Introduction

Write speeds can be one of the main bottlenecks in databases. Doing something like write-back caching can help with spikes in traffic, but ultimately if there is high throughput, a single node will reach its limit. Many databases use the syscall fsync as a component of finishing a transaction to maintain durability. One of the side effects of ensuring data durability through the use of fsync is higher latency. And because this syscall can take up the lion’s share of the total latency for a database transaction, it’s safe to say that the rate at which fsync can be called will serve as a factor to how many transactions can be processed per second [1].

The focus of this post isn’t actually to get into the details of how databases use fsync, but to dig into what are the performance limits of this syscall on some commodity servers. To do that, we’re going to explore I/O write performance on some gp2 EBS volumes on AWS EC2. We’ll look into how quickly fsync operations can be run and if there is any evidence of parallelization or aggregation. The goal here is to answer the question: Can IOPS be estimated from fsync alone?

Commodity Disks in the Cloud

Amazon Web Services (AWS) provides Elastic Block Store (EBS) as an option for persistent storage within the cloud. These are paired with EC2 instances to create the base file system in which applications can interact. We’re going to look at gp2 volumes from EBS, which are standard general-purpose SSD disks. The write throughput of a gp2 volume is measured in terms of I/O operations per second or IOPS. All gp2 volumes start out with a minimum of 100 IOPS and can go up to a maximum of 16000 IOPS. In between the min and max, 3 IOPS are added to the baseline for every GB of provisioned disk space. The equation for calculated baseline IOPS is as follows:

  • Baseline IOPS = min(max(100, 3 * SIZE_IN_GB), 16000)

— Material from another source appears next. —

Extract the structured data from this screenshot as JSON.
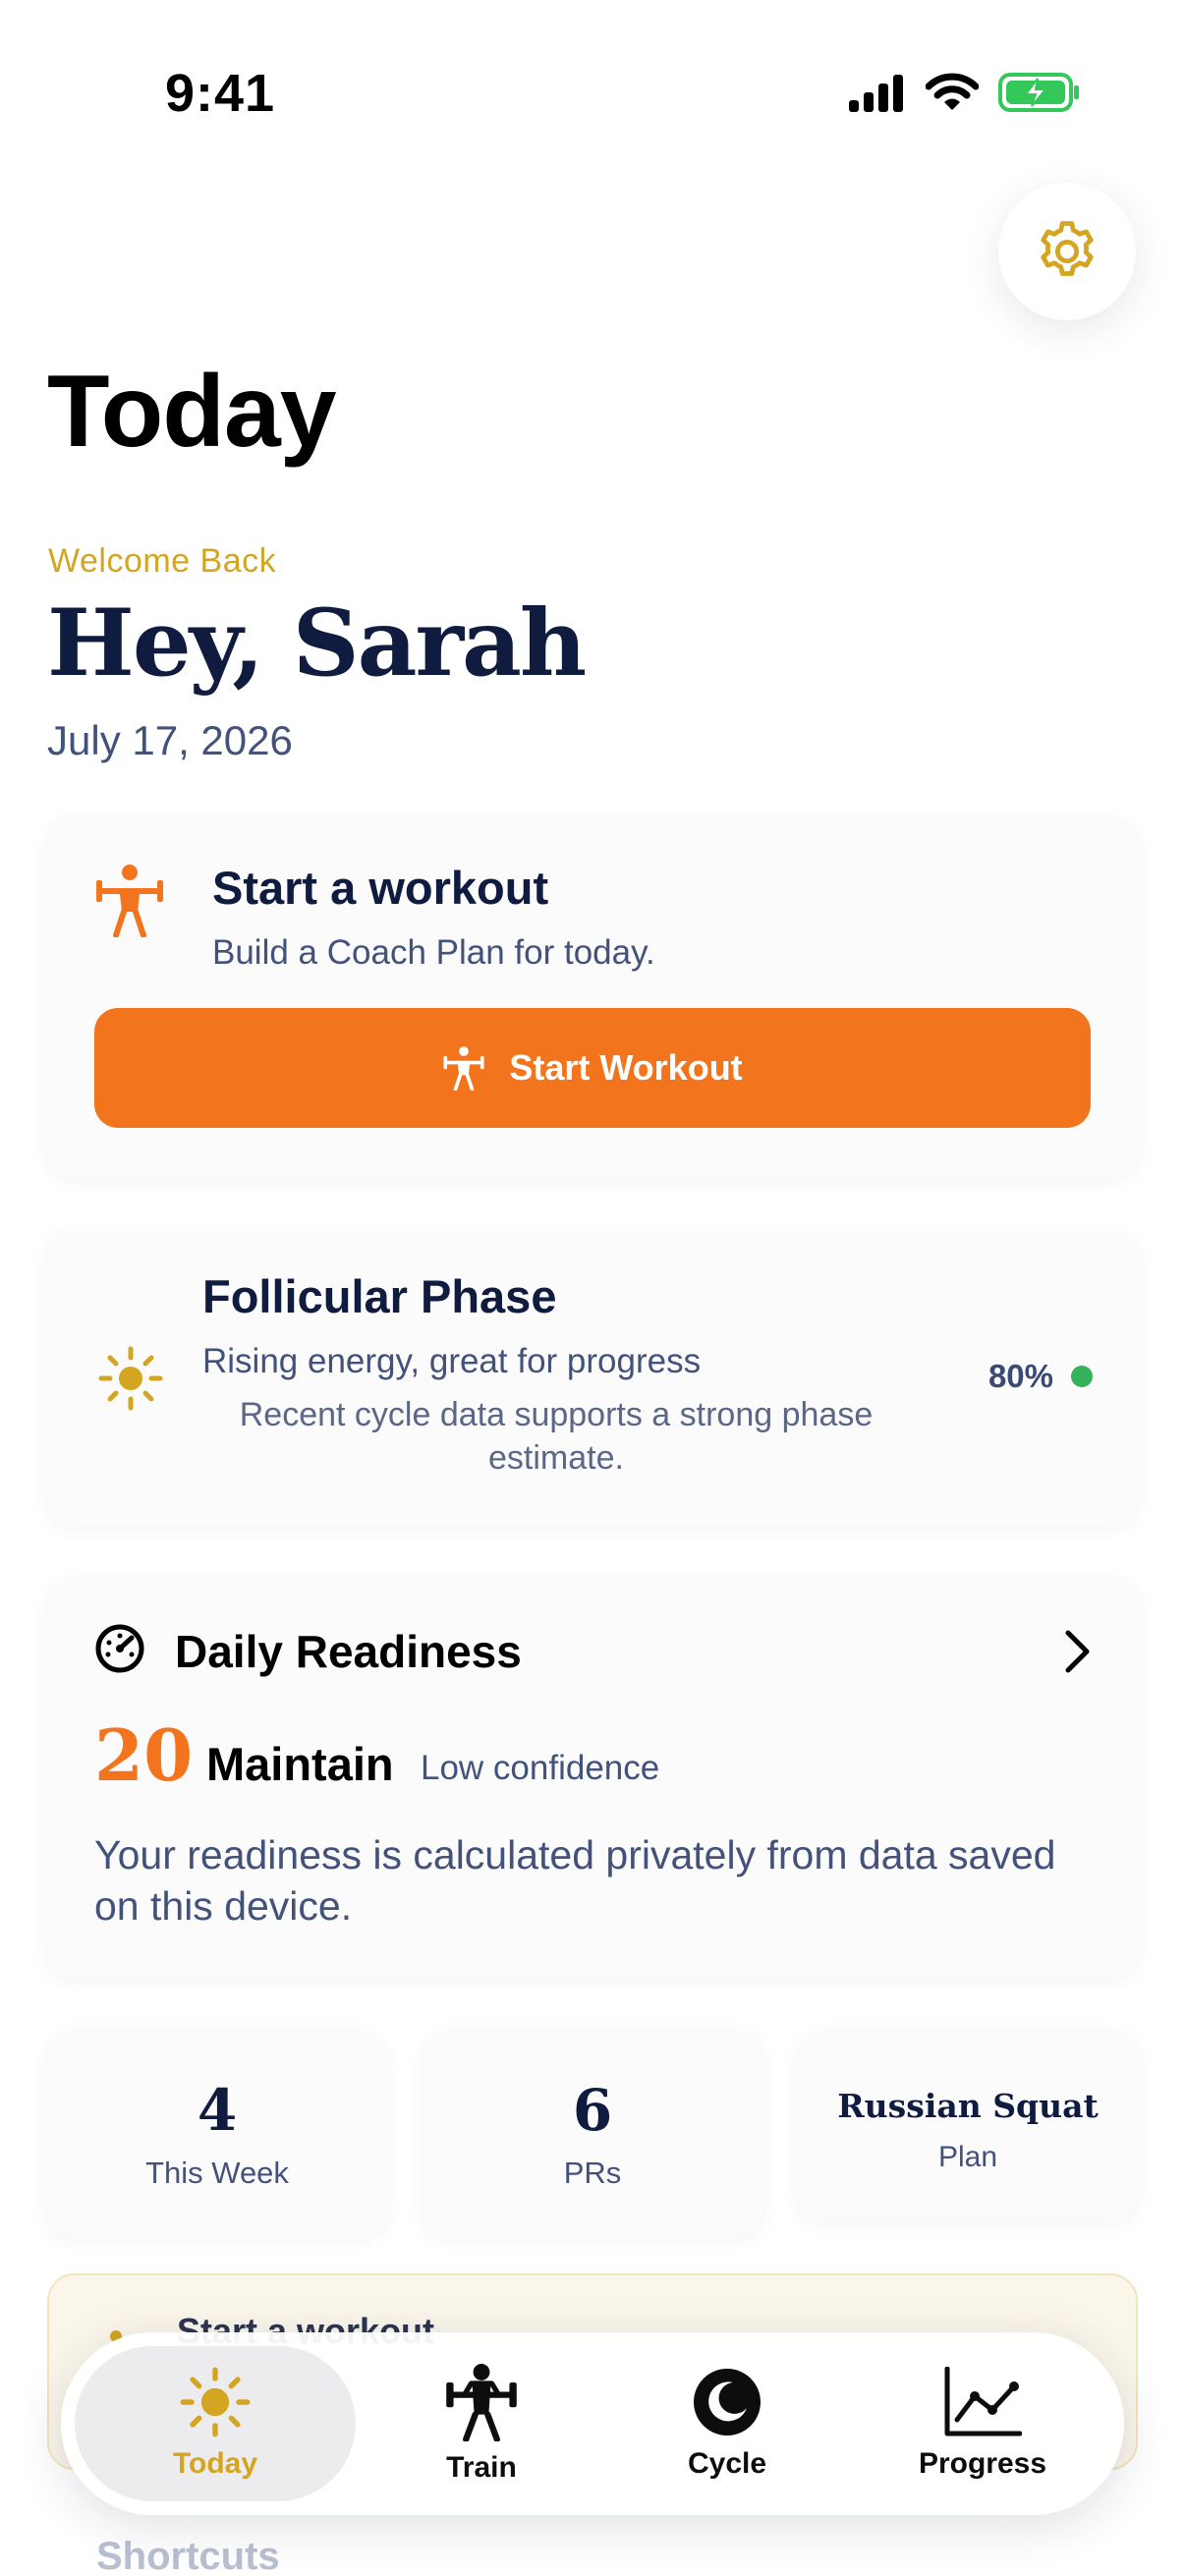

Note that gp2 volumes under 1000GB have the ability to burst temporarily up to 3000 IOPS [2]. To keep things simple, we’ll look at two different volume sizes: (1) 1600GB and (2) 5500GB, which will give us 4800 IOPS and 16000 IOPS, respectively. This allows us to explore the range of fsync latencies for different IOPS limits while also moving the baseline above 3000 IOPS to avoid the complexities of transient write capacity. These volumes were installed on t2.2xlarge EC2 instances (8 vCPUs / 32GB RAM) running Ubuntu 24.04 LTS (x86). A larger instance size was chosen to reduce the likelihood of bottlenecks beyond disk writes.

EC2s

Latency with Fsync

It’s useful to consider the performance of a single fsync to give an idea of the disk speed. Percona used a python script in their article, which I have modified slightly to report the average fsync latency over 3000 samples [4].

# For original see: https://www.percona.com/blog/fsync-performance-storage-devices/

import os, sys, mmap
import time

# Number of fsync samples to take
N = 3000

# Open a file
fd = os.open("testfile", os.O_RDWR|os.O_CREAT|os.O_DIRECT )

m = mmap.mmap(-1, 512)
s = time.perf_counter()
for i in range (1, N):
   os.lseek(fd,os.SEEK_SET,0)
   m[1] = 1
   os.write(fd, m)
   os.fsync(fd)
e = time.perf_counter()
elapsed = e - s
dt_fsync = 1e6 * elapsed/N
iops = N / elapsed

print(f"Time elapsed for {N} fsyncs: {elapsed}")
print(f"Avg fsync dt: {dt_fsync} [usec]")
print(f"IOPS: {iops}")

# Close opened file
os.close( fd )

Running the script above on a 1600GB gp2 volume gave an average fsync latency of 4.25 ms, which corresponds to 235 IOPS. Recall from the equation in the previous section that a gp2 instance has 3 IOPS per GB of storage. Therefore an instance of 1600GB should be able to deliver up to 4800 IOPS. This means that it must be able to run multiple fsync operations together, perhaps through batching or parallelization, because running fsync serially will not get us up to that level of IOPS.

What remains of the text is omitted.